A taste of Chicago is coming to midtown Tucson later this year when Portillo’s, the hot dog and Italian beef restaurant beloved by Chicagoans, opens its first Old Pueblo location in the former Claim Jumper‘s space.

It will be the chain’s sixth Arizona location since it opened its first in Scottsdale in 2012. The Phoenix area now has four locations including one in Glendale. A fifth is coming to Gilbert around the same time that the Tucson restaurant opens, Portillo’s officials announced in a news release on Tuesday, April 12.

Portillo’s is best known for its Chicago-style all-beef hot dogs that come in a steamed poppy-seed bun and dragged through the garden — relish, celery salt, freshly chopped onions, sliced red ripe tomatoes, kosher pickle and sport peppers, with a smear of mustard — and its Italian beef sandwiches — slow-cooked, seasoned beef sliced thin and served on Turano French bread topped with housemade oven-roasted sweet peppers or hot giardiniera peppers.

Portillo’s also serves charbroiled burgers, salads and their signature chocolate cake.

Apparently, Portillo’s chocolate cake is immensely popular.
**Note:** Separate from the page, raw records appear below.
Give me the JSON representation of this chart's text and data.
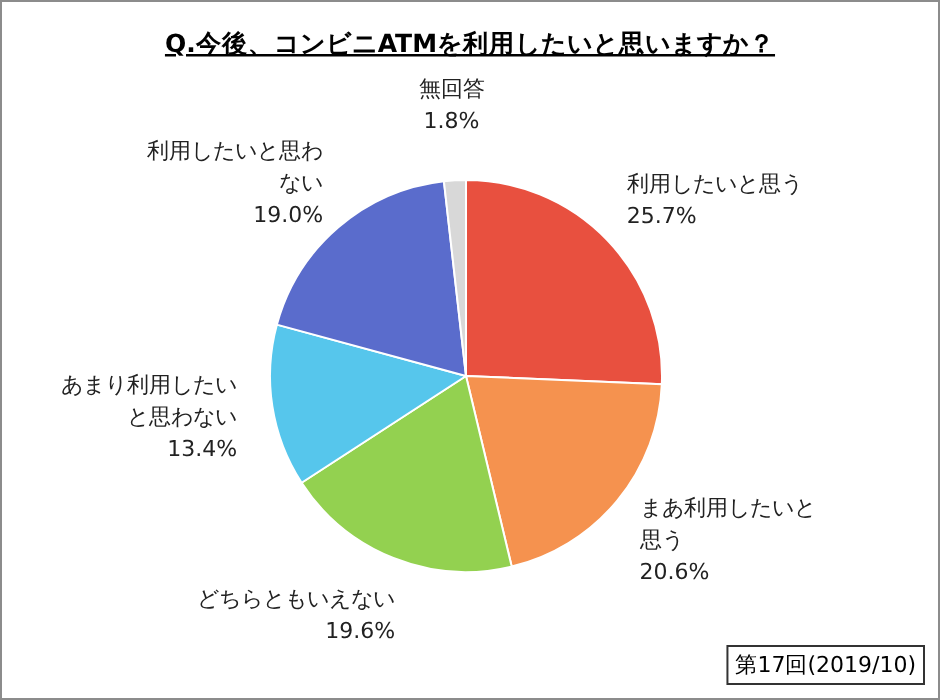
{
  "chart_data": {
    "type": "pie",
    "title": "Q.今後、コンビニATMを利用したいと思いますか？",
    "categories": [
      "利用したいと思う",
      "まあ利用したいと思う",
      "どちらともいえない",
      "あまり利用したいと思わない",
      "利用したいと思わない",
      "無回答"
    ],
    "values": [
      25.7,
      20.6,
      19.6,
      13.4,
      19.0,
      1.8
    ],
    "colors": [
      "#e8503f",
      "#f5924f",
      "#93d150",
      "#56c6ec",
      "#5a6ccc",
      "#d8d8d8"
    ],
    "value_labels": [
      "25.7%",
      "20.6%",
      "19.6%",
      "13.4%",
      "19.0%",
      "1.8%"
    ],
    "annotations": [
      "第17回(2019/10)"
    ]
  }
}
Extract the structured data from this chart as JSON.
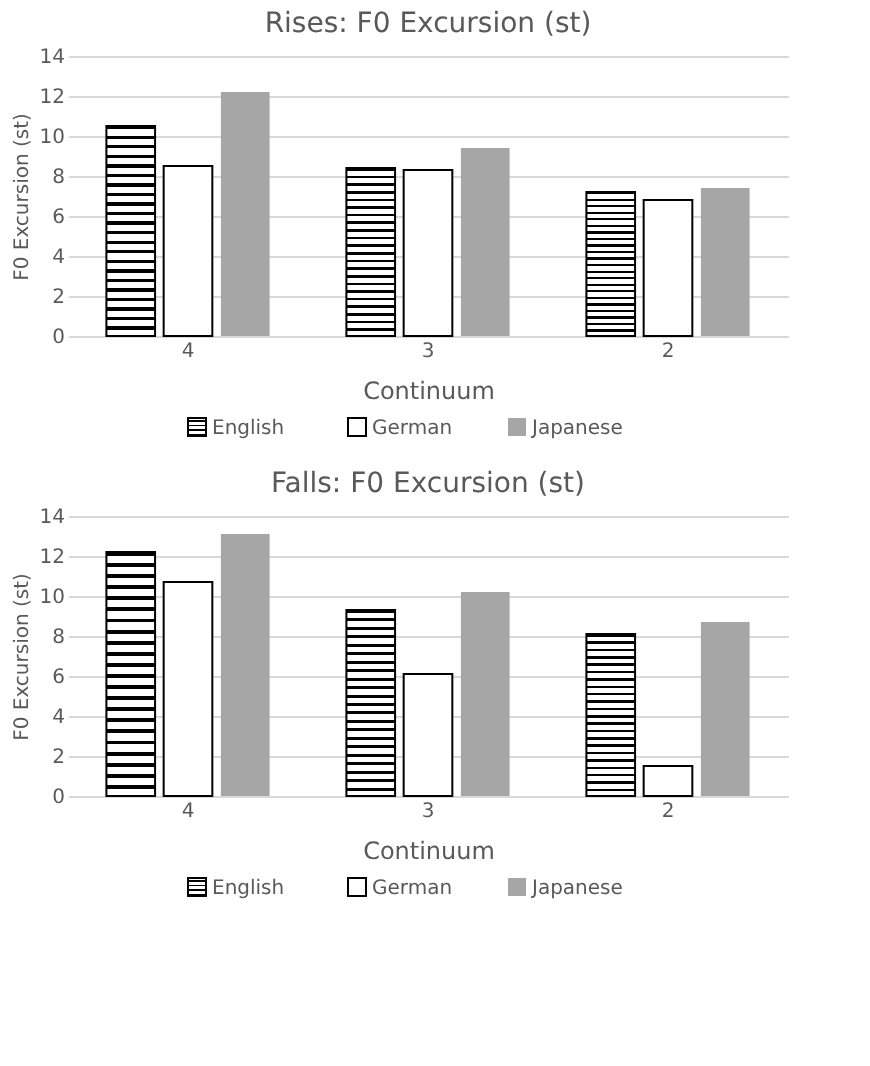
{
  "chart_data": [
    {
      "type": "bar",
      "title": "Rises: F0 Excursion (st)",
      "xlabel": "Continuum",
      "ylabel": "F0 Excursion (st)",
      "categories": [
        "4",
        "3",
        "2"
      ],
      "series": [
        {
          "name": "English",
          "color": "#000000",
          "values": [
            10.5,
            8.4,
            7.2
          ]
        },
        {
          "name": "German",
          "color": "#ffffff",
          "values": [
            8.5,
            8.3,
            6.8
          ]
        },
        {
          "name": "Japanese",
          "color": "#a6a6a6",
          "values": [
            12.2,
            9.4,
            7.4
          ]
        }
      ],
      "ylim": [
        0,
        14
      ],
      "yticks": [
        0,
        2,
        4,
        6,
        8,
        10,
        12,
        14
      ],
      "grid": "y",
      "legend": "bottom"
    },
    {
      "type": "bar",
      "title": "Falls: F0 Excursion (st)",
      "xlabel": "Continuum",
      "ylabel": "F0 Excursion (st)",
      "categories": [
        "4",
        "3",
        "2"
      ],
      "series": [
        {
          "name": "English",
          "color": "#000000",
          "values": [
            12.2,
            9.3,
            8.1
          ]
        },
        {
          "name": "German",
          "color": "#ffffff",
          "values": [
            10.7,
            6.1,
            1.5
          ]
        },
        {
          "name": "Japanese",
          "color": "#a6a6a6",
          "values": [
            13.1,
            10.2,
            8.7
          ]
        }
      ],
      "ylim": [
        0,
        14
      ],
      "yticks": [
        0,
        2,
        4,
        6,
        8,
        10,
        12,
        14
      ],
      "grid": "y",
      "legend": "bottom"
    }
  ]
}
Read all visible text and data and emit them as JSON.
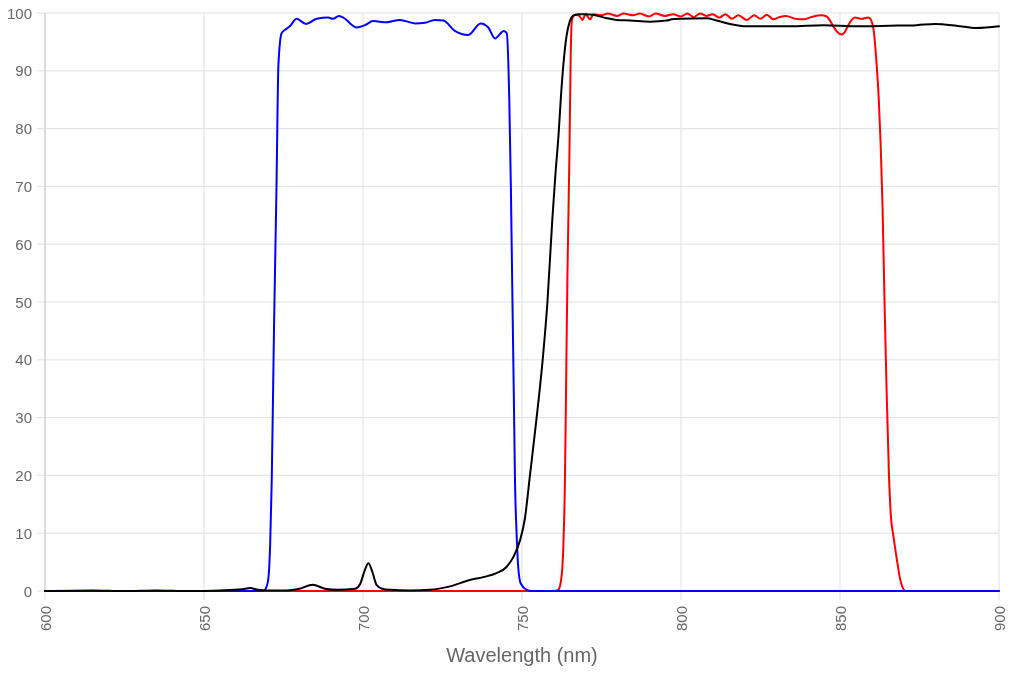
{
  "chart_data": {
    "type": "line",
    "xlabel": "Wavelength (nm)",
    "xlim": [
      600,
      900
    ],
    "ylim": [
      0,
      100
    ],
    "xticks": [
      600,
      650,
      700,
      750,
      800,
      850,
      900
    ],
    "yticks": [
      0,
      10,
      20,
      30,
      40,
      50,
      60,
      70,
      80,
      90,
      100
    ],
    "grid": true,
    "series": [
      {
        "color": "#ff0000",
        "x": [
          600,
          760,
          761.4,
          762.3,
          763,
          763.5,
          763.9,
          764.3,
          764.9,
          765.3,
          765.7,
          766.7,
          768,
          769,
          770,
          771.4,
          772.5,
          775,
          777,
          780,
          782,
          785,
          787,
          790,
          792,
          795,
          797.6,
          800,
          802,
          804,
          806,
          808,
          810,
          812,
          814,
          816,
          818,
          820.7,
          823,
          825,
          827,
          829,
          831,
          833,
          836,
          838.5,
          841,
          844.2,
          845.8,
          847.9,
          849,
          850.5,
          851.5,
          852.6,
          854.7,
          856.8,
          858.9,
          859.9,
          860.7,
          861.4,
          862.2,
          862.8,
          863.4,
          864,
          864.6,
          865.4,
          866,
          866.8,
          867.9,
          869,
          870.6,
          900
        ],
        "values": [
          0,
          0,
          0.2,
          1.9,
          7.7,
          19,
          37,
          55,
          75,
          92,
          98.8,
          99.7,
          99.5,
          98.8,
          99.8,
          98.9,
          99.8,
          99.6,
          99.9,
          99.5,
          99.9,
          99.6,
          99.9,
          99.4,
          99.9,
          99.5,
          99.8,
          99.4,
          99.9,
          99.3,
          99.9,
          99.5,
          99.8,
          99.2,
          99.8,
          99.0,
          99.6,
          98.8,
          99.6,
          99.0,
          99.7,
          98.9,
          99.3,
          99.5,
          99.0,
          98.9,
          99.3,
          99.6,
          99.4,
          97.7,
          96.8,
          96.3,
          96.7,
          97.9,
          99.2,
          99.0,
          99.2,
          98.6,
          96.5,
          92,
          85,
          77,
          66,
          50,
          36,
          20,
          13,
          9.5,
          5.4,
          1.8,
          0,
          0
        ]
      },
      {
        "color": "#0000ff",
        "x": [
          600,
          665,
          668.5,
          669.3,
          670.2,
          670.8,
          671.3,
          672,
          672.8,
          673.4,
          674.4,
          675.5,
          677,
          679.1,
          682.1,
          685.4,
          689.1,
          690.6,
          692.4,
          693.8,
          698,
          700.6,
          703.2,
          707.4,
          711.6,
          716.4,
          719.5,
          722.6,
          725.3,
          728.9,
          733.1,
          737,
          739.4,
          741.5,
          744.3,
          745.2,
          746,
          746.5,
          747,
          747.4,
          747.8,
          748.3,
          748.8,
          749.6,
          751.5,
          753,
          900
        ],
        "values": [
          0,
          0,
          0,
          0.3,
          2,
          8,
          19,
          45,
          70,
          91,
          96.5,
          97.1,
          97.7,
          99,
          98.1,
          99,
          99.2,
          99.0,
          99.5,
          99.2,
          97.5,
          97.9,
          98.6,
          98.4,
          98.8,
          98.2,
          98.3,
          98.8,
          98.7,
          96.9,
          96.2,
          98.2,
          97.5,
          95.6,
          96.9,
          96.5,
          85,
          70,
          50,
          35,
          19,
          10,
          4.2,
          1.3,
          0.2,
          0,
          0
        ]
      },
      {
        "color": "#000000",
        "x": [
          600,
          615,
          625,
          635,
          645,
          655,
          662,
          664.5,
          667,
          670,
          676,
          680,
          684.2,
          688,
          692,
          697.6,
          699.1,
          700.5,
          701.7,
          703,
          704.3,
          706,
          708.5,
          715,
          721,
          727.4,
          733.6,
          737.8,
          742,
          745.2,
          747.3,
          749.4,
          750.9,
          752.5,
          754.6,
          756.5,
          758,
          759.5,
          760.5,
          761.5,
          762.3,
          763,
          764,
          765,
          766,
          767.7,
          770,
          772.4,
          776.6,
          779.8,
          784,
          790.3,
          795.5,
          797.1,
          799.7,
          808,
          811.2,
          815.4,
          820.7,
          827,
          834.3,
          844.8,
          855.2,
          865.7,
          874.1,
          879.9,
          886.7,
          893,
          900
        ],
        "values": [
          0,
          0.1,
          0,
          0.1,
          0,
          0.1,
          0.3,
          0.5,
          0.2,
          0.1,
          0.1,
          0.4,
          1.1,
          0.4,
          0.2,
          0.4,
          1.2,
          3.5,
          4.8,
          3.2,
          1.0,
          0.4,
          0.2,
          0.1,
          0.2,
          0.8,
          1.9,
          2.4,
          3.1,
          4.2,
          5.9,
          8.8,
          12.5,
          20,
          30,
          40,
          50,
          64,
          72,
          79,
          86,
          91,
          96,
          98.5,
          99.5,
          99.8,
          99.8,
          99.7,
          99.1,
          98.8,
          98.7,
          98.5,
          98.7,
          98.9,
          99.0,
          99.1,
          98.7,
          98.1,
          97.7,
          97.7,
          97.7,
          97.9,
          97.7,
          97.8,
          97.9,
          98.1,
          97.8,
          97.4,
          97.7
        ]
      }
    ]
  }
}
Tucson diners will find out why when the Chicago hot dog and burger restaurant opens later this year in midtown.

The restaurant will take up the 7,800-square-foot building at 3761 E. Broadway that was home for 16 years to Claim Jumper, the California chain known for mammoth-sized meals and a towering six-layer chocolate cake.

Claim Jumper, which had a single Tucson location and several restaurants in Phoenix, now operates one Arizona location in Avondale.

Portillo’s officials said they will do an extensive build-out of the Broadway space to include a double drive-thru lane, seating inside for more than 180 diners and a Southwest diner theme.

The former Claim Jumper on East Broadway will become Portillo’s, a Chicago-based restaurant.

Portillo’s was born in 1963 in a $1,000 trailer where founder Dick Portillo sold classic Chicago hot dogs from what he dubbed “The Dog House.” That small venture has since grown to 70-plus restaurants in nine states, company officials said.

Company officials said the restaurant should open by the end of the year.